Information disclosed for business purposes
Over the preceding 12 months, Xeal has disclosed personally identifiable information to its service providers to support the following business activities:
Auditing
Auditing legal and regulatory compliance
Security
Debugging
Identifying and fixing technical errors
Short-term uses
Performing services
Account maintenance
Customer service
Processing transactions
Marketing
Notice to Nevada Residents
We do not sell your personal information as defined under Nevada law. Please contact us if you have any questions or comments in this regard. Nevada law requires us to disclose that you may request to be placed on Xeal’s internal “do not call” list at any time by calling Xeal, and that we are providing this notice to you pursuant to state law, and that you may obtain further information by contacting the Nevada Attorney General, 555 E. Washington Ave., Suite 3900, Las Vegas, NV 89101; phone 702-486-3132; email BCPINFO@ag.state.nv.us.
Notice to Vermont Residents
In accordance with Vermont Laws, we will not share information we collect about Vermont residents with companies who are not affiliates, except as permitted by law, such as with your consent or to service your accounts. We will not share information about your creditworthiness with our affiliates without your authorization or consent, but we may share information about our transactions or experiences with you with our affiliates without your consent.

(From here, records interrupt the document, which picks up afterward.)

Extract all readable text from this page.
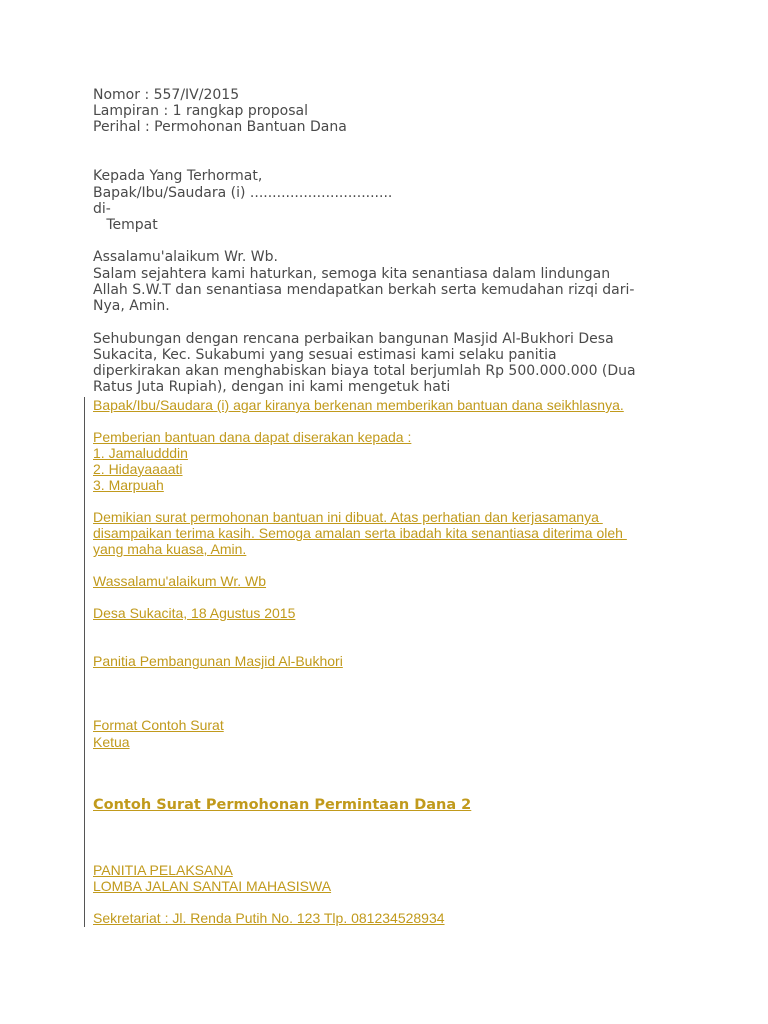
Nomor : 557/IV/2015
Lampiran : 1 rangkap proposal
Perihal : Permohonan Bantuan Dana
Kepada Yang Terhormat,
Bapak/Ibu/Saudara (i) ................................
di-
Tempat
Assalamu'alaikum Wr. Wb.
Salam sejahtera kami haturkan, semoga kita senantiasa dalam lindungan
Allah S.W.T dan senantiasa mendapatkan berkah serta kemudahan rizqi dari-
Nya, Amin.
Sehubungan dengan rencana perbaikan bangunan Masjid Al-Bukhori Desa
Sukacita, Kec. Sukabumi yang sesuai estimasi kami selaku panitia
diperkirakan akan menghabiskan biaya total berjumlah Rp 500.000.000 (Dua
Ratus Juta Rupiah), dengan ini kami mengetuk hati
Bapak/Ibu/Saudara (i) agar kiranya berkenan memberikan bantuan dana seikhlasnya.
Pemberian bantuan dana dapat diserakan kepada :
1. Jamaludddin
2. Hidayaaaati
3. Marpuah
Demikian surat permohonan bantuan ini dibuat. Atas perhatian dan kerjasamanya
disampaikan terima kasih. Semoga amalan serta ibadah kita senantiasa diterima oleh
yang maha kuasa, Amin.
Wassalamu'alaikum Wr. Wb
Desa Sukacita, 18 Agustus 2015
Panitia Pembangunan Masjid Al-Bukhori
Format Contoh Surat
Ketua
Contoh Surat Permohonan Permintaan Dana 2
PANITIA PELAKSANA
LOMBA JALAN SANTAI MAHASISWA
Sekretariat : Jl. Renda Putih No. 123 Tlp. 081234528934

Notice to European Union and United Kingdom Residents
Xeal currently provides services to customers located solely in North America. The Site and service are directed at an audience in North America only. We do not envision offering products or Services to citizens or visitors of the Member States of the European Union. We also do not monitor their behavior as contemplated in the General Data Protection Regulation (GDPR) and guidance provided by the European Data Protection Board. We make no representation that any of the materials or the services to which you have been given access are available or appropriate for use in other locations. Your use of or access to the Site should not be construed as Xeal purposefully availing itself of the benefits or privilege of doing business in any jurisdiction other than North America.
Updates to this policy
Xeal may update this privacy policy from time to time and is committed to ensuring the latest version of it is publicly available. Please refer to the ‘last updated’ date at the beginning of this policy.